After browsing around, I found a few URLs with user managers (mostly not free):
Following a link or two, I found a free, Perl-based user manager that might do your job (or might be modified to do so):
http://www.locked-area.com/Products/DP/
A 'cheap' setup that wouldn't take much work to create might be a solution that just uses Apache's .htaccess / .htpasswd files and 'Basic' authentication. It's not terribly secure, but it may be appropriate for the job. It doesn't use databases, but doesn't take much time to set up either. It doesn't support some of the fancier features (inactivity timeouts, eavesdropping protection, user self-registration).
I'm guessing that's what the free product from 'locked-area' does, but haven't downloaded it or used it.
As wheels go, this one is pretty simple if you have to roll your own.
The basic flow of a homebrewed login app is something like:
- Every page checks the incoming request for a valid authorization cookie, redirect to login screen if not found.
- HTTPS Login screen asks for username, password, other data (perhaps a resource or group the user wants to join)
- After the username & password are validated and match, record the IP address & username in a token database with a new unique token ID
- Send the user their token ID as a cookie
- Send them to the page they wanted to see, as long as you keep getting back that valid cookie (and the user's IP address matches the IP you've stored for that token)
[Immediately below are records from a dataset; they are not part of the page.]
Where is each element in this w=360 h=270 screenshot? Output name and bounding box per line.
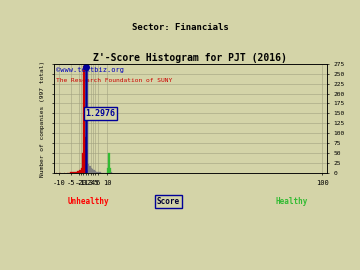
Bar bbox=[82, 153, 84, 173]
Bar bbox=[92, 169, 93, 173]
Text: ©www.textbiz.org: ©www.textbiz.org bbox=[56, 67, 124, 73]
Bar bbox=[95, 171, 96, 173]
Bar bbox=[78, 170, 80, 173]
Bar bbox=[75, 172, 76, 173]
Text: Healthy: Healthy bbox=[275, 197, 308, 206]
Bar bbox=[84, 66, 85, 173]
Bar bbox=[85, 137, 86, 173]
Bar bbox=[108, 153, 109, 173]
Text: The Research Foundation of SUNY: The Research Foundation of SUNY bbox=[56, 78, 172, 83]
Bar bbox=[76, 172, 77, 173]
Text: Unhealthy: Unhealthy bbox=[67, 197, 109, 206]
Text: Score: Score bbox=[157, 197, 180, 206]
Bar bbox=[88, 164, 89, 173]
Bar bbox=[80, 170, 81, 173]
Bar bbox=[77, 171, 78, 173]
Bar bbox=[89, 166, 90, 173]
Bar bbox=[86, 149, 87, 173]
Y-axis label: Number of companies (997 total): Number of companies (997 total) bbox=[40, 60, 45, 177]
Bar bbox=[74, 172, 75, 173]
Bar bbox=[98, 172, 99, 173]
Bar bbox=[81, 168, 82, 173]
Title: Z'-Score Histogram for PJT (2016): Z'-Score Histogram for PJT (2016) bbox=[93, 53, 287, 63]
Bar bbox=[96, 172, 98, 173]
Text: 1.2976: 1.2976 bbox=[85, 109, 116, 118]
Text: Sector: Financials: Sector: Financials bbox=[132, 23, 228, 32]
Bar bbox=[109, 168, 111, 173]
Bar bbox=[90, 168, 92, 173]
Bar bbox=[107, 168, 108, 173]
Bar bbox=[93, 170, 94, 173]
Bar bbox=[87, 170, 88, 173]
Bar bbox=[94, 170, 95, 173]
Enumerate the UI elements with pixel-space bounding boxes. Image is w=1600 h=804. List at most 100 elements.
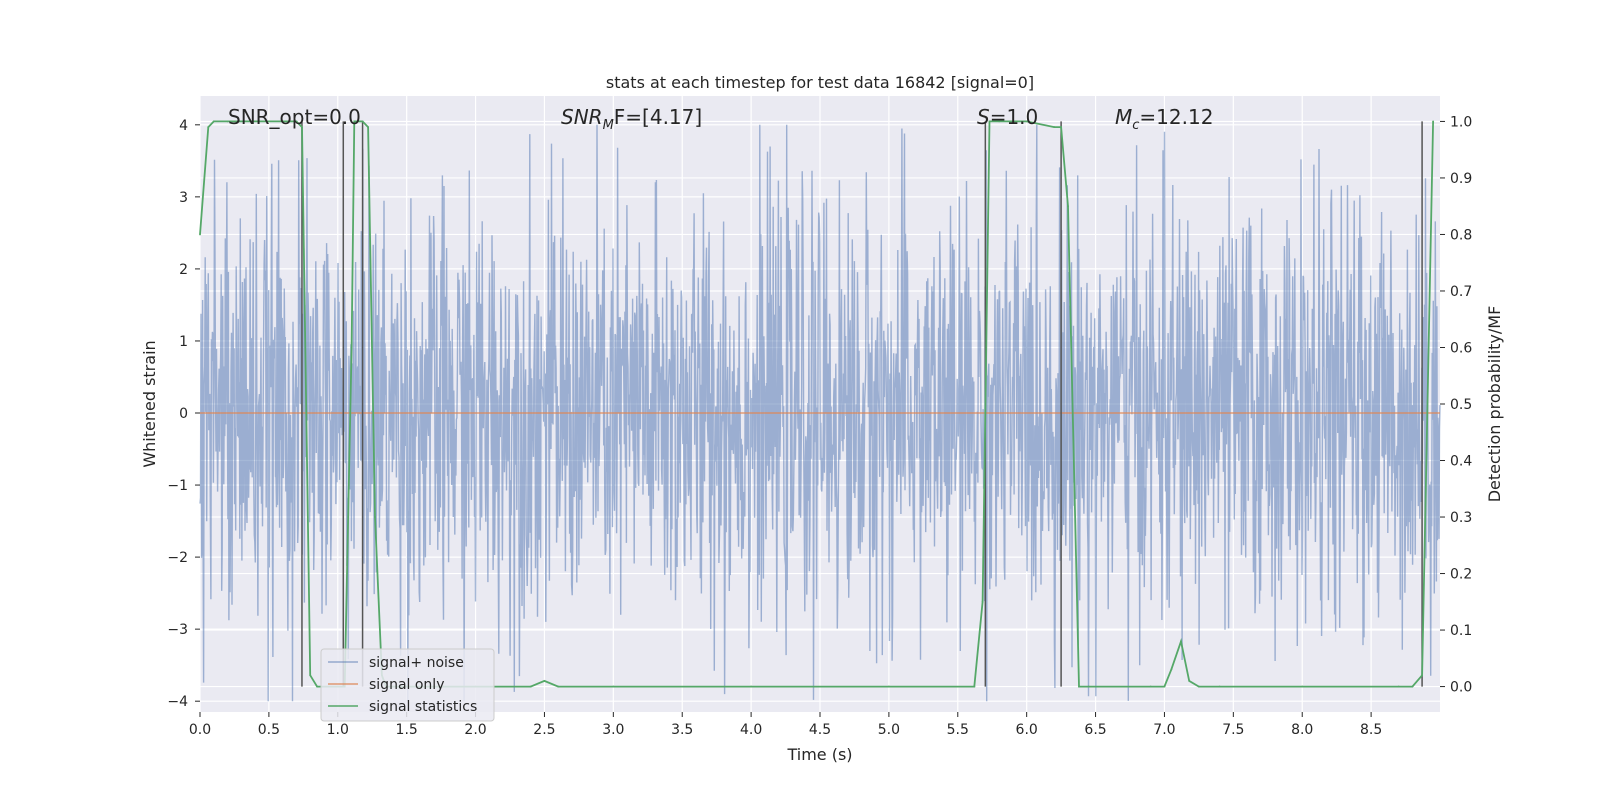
- annotation-mc-main: M: [1115, 105, 1132, 129]
- signal-statistics-point: [353, 120, 356, 123]
- legend-entry-signal-only: signal only: [369, 677, 444, 693]
- x-axis-label: Time (s): [786, 745, 852, 764]
- signal-statistics-point: [981, 600, 984, 603]
- x-tick-label: 2.0: [464, 722, 486, 738]
- signal-statistics-point: [367, 126, 369, 128]
- signal-statistics-point: [361, 120, 364, 123]
- signal-statistics-point: [1188, 680, 1191, 682]
- signal-statistics-point: [1397, 685, 1400, 688]
- signal-statistics-point: [295, 120, 298, 123]
- signal-statistics-point: [1197, 685, 1200, 688]
- y-tick-label: −4: [167, 694, 188, 710]
- x-tick-label: 6.0: [1016, 722, 1038, 738]
- signal-statistics-series: [199, 120, 1435, 688]
- signal-statistics-point: [1218, 685, 1221, 688]
- y-axis-label: Whitened strain: [140, 340, 159, 467]
- annotation-mc-sub: c: [1132, 118, 1139, 133]
- x-tick-label: 0.0: [189, 722, 211, 738]
- y-right-tick-label: 0.5: [1450, 397, 1472, 413]
- signal-statistics-point: [207, 126, 210, 128]
- signal-statistics-point: [309, 674, 312, 677]
- annotation-s-rest: =1.0: [990, 105, 1039, 129]
- y-right-tick-label: 0.4: [1450, 454, 1472, 470]
- signal-statistics-point: [1078, 685, 1080, 688]
- signal-statistics-point: [1087, 685, 1090, 688]
- y-right-tick-label: 0.7: [1450, 284, 1472, 300]
- legend-box: [320, 648, 495, 722]
- x-tick-label: 4.5: [809, 722, 831, 738]
- annotation-s: S=1.0: [977, 105, 1038, 129]
- signal-statistics-point: [1301, 685, 1304, 688]
- y-right-tick-label: 0.1: [1450, 623, 1472, 639]
- signal-statistics-point: [1170, 668, 1173, 671]
- signal-statistics-point: [1411, 685, 1414, 688]
- signal-noise-line: [199, 124, 1441, 702]
- annotation-snr-mf-rest: F=[4.17]: [614, 105, 702, 129]
- signal-statistics-point: [557, 685, 560, 688]
- x-tick-label: 3.5: [671, 722, 693, 738]
- y-right-tick-label: 0.2: [1450, 567, 1472, 583]
- legend-entry-signal-noise: signal+ noise: [369, 655, 464, 671]
- y-tick-label: 3: [179, 190, 188, 206]
- y-right-tick-label: 1.0: [1450, 114, 1472, 130]
- x-tick-label: 1.5: [396, 722, 418, 738]
- signal-statistics-point: [1060, 126, 1063, 128]
- signal-statistics-point: [281, 120, 284, 123]
- annotation-snr-opt: SNR_opt=0.0: [228, 105, 361, 129]
- x-tick-label: 2.5: [533, 722, 555, 738]
- tick-labels: 0.0 0.5 1.0 1.5 2.0 2.5 3.0 3.5 4.0 4.5 5.0 5.5 6.0 6…: [167, 114, 1472, 738]
- signal-statistics-point: [374, 516, 376, 518]
- signal-statistics-point: [1421, 674, 1423, 677]
- x-tick-label: 3.0: [602, 722, 624, 738]
- x-tick-label: 1.0: [327, 722, 349, 738]
- signal-statistics-point: [301, 126, 303, 128]
- x-tick-label: 5.5: [947, 722, 969, 738]
- y-tick-label: 2: [179, 262, 188, 278]
- signal-statistics-point: [316, 685, 319, 688]
- y-tick-label: 0: [179, 406, 188, 422]
- signal-noise-series: [199, 124, 1441, 702]
- x-tick-label: 7.0: [1153, 722, 1175, 738]
- signal-statistics-point: [1053, 126, 1056, 128]
- signal-statistics-point: [1025, 120, 1028, 123]
- annotation-snr-mf-sub: M: [603, 118, 614, 133]
- y-right-tick-label: 0.3: [1450, 510, 1472, 526]
- y-tick-label: 4: [179, 118, 188, 134]
- y-right-tick-label: 0.9: [1450, 171, 1472, 187]
- annotation-mc: Mc=12.12: [1115, 105, 1213, 133]
- chart-title: stats at each timestep for test data 168…: [606, 73, 1034, 92]
- annotations: SNR_opt=0.0 SNRMF=[4.17] S=1.0 Mc=12.12: [228, 105, 1213, 133]
- x-tick-label: 5.0: [878, 722, 900, 738]
- annotation-mc-rest: =12.12: [1139, 105, 1213, 129]
- signal-statistics-point: [1432, 120, 1435, 123]
- signal-statistics-point: [1067, 205, 1069, 208]
- x-tick-label: 8.5: [1360, 722, 1382, 738]
- y-right-tick-label: 0.0: [1450, 680, 1472, 696]
- signal-statistics-point: [350, 346, 353, 349]
- y-tick-label: −1: [167, 478, 188, 494]
- signal-statistics-point: [887, 685, 890, 688]
- annotation-snr-mf: SNRMF=[4.17]: [561, 105, 702, 133]
- y-right-tick-label: 0.6: [1450, 340, 1472, 356]
- x-tick-label: 8.0: [1291, 722, 1313, 738]
- y-tick-label: 1: [179, 334, 188, 350]
- y-right-tick-label: 0.8: [1450, 227, 1472, 243]
- signal-statistics-point: [199, 233, 201, 236]
- signal-statistics-line: [199, 120, 1434, 688]
- x-tick-label: 7.5: [1222, 722, 1244, 738]
- signal-statistics-point: [1180, 640, 1182, 643]
- x-tick-label: 4.0: [740, 722, 762, 738]
- signal-statistics-point: [998, 120, 1001, 123]
- x-tick-label: 6.5: [1084, 722, 1106, 738]
- signal-statistics-point: [612, 685, 615, 688]
- annotation-snr-mf-main: SNR: [561, 105, 603, 129]
- x-tick-label: 0.5: [258, 722, 280, 738]
- signal-statistics-point: [1149, 685, 1152, 688]
- annotation-s-main: S: [977, 105, 990, 129]
- signal-statistics-point: [529, 685, 532, 688]
- signal-statistics-point: [212, 120, 215, 123]
- signal-statistics-point: [988, 120, 991, 123]
- signal-statistics-point: [973, 685, 976, 688]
Depending on what resources the site wants to provide, you may be able to install something like PhpBB or one of the free Wikis. Those usually come with a complete user-management system (including self-registration, timeouts, etc...) and write to a MySQL backend, which you can access just as easily with Perl. Some rewriting may let you modify the main functions of the BB or Wiki to use your Perl scripts instead.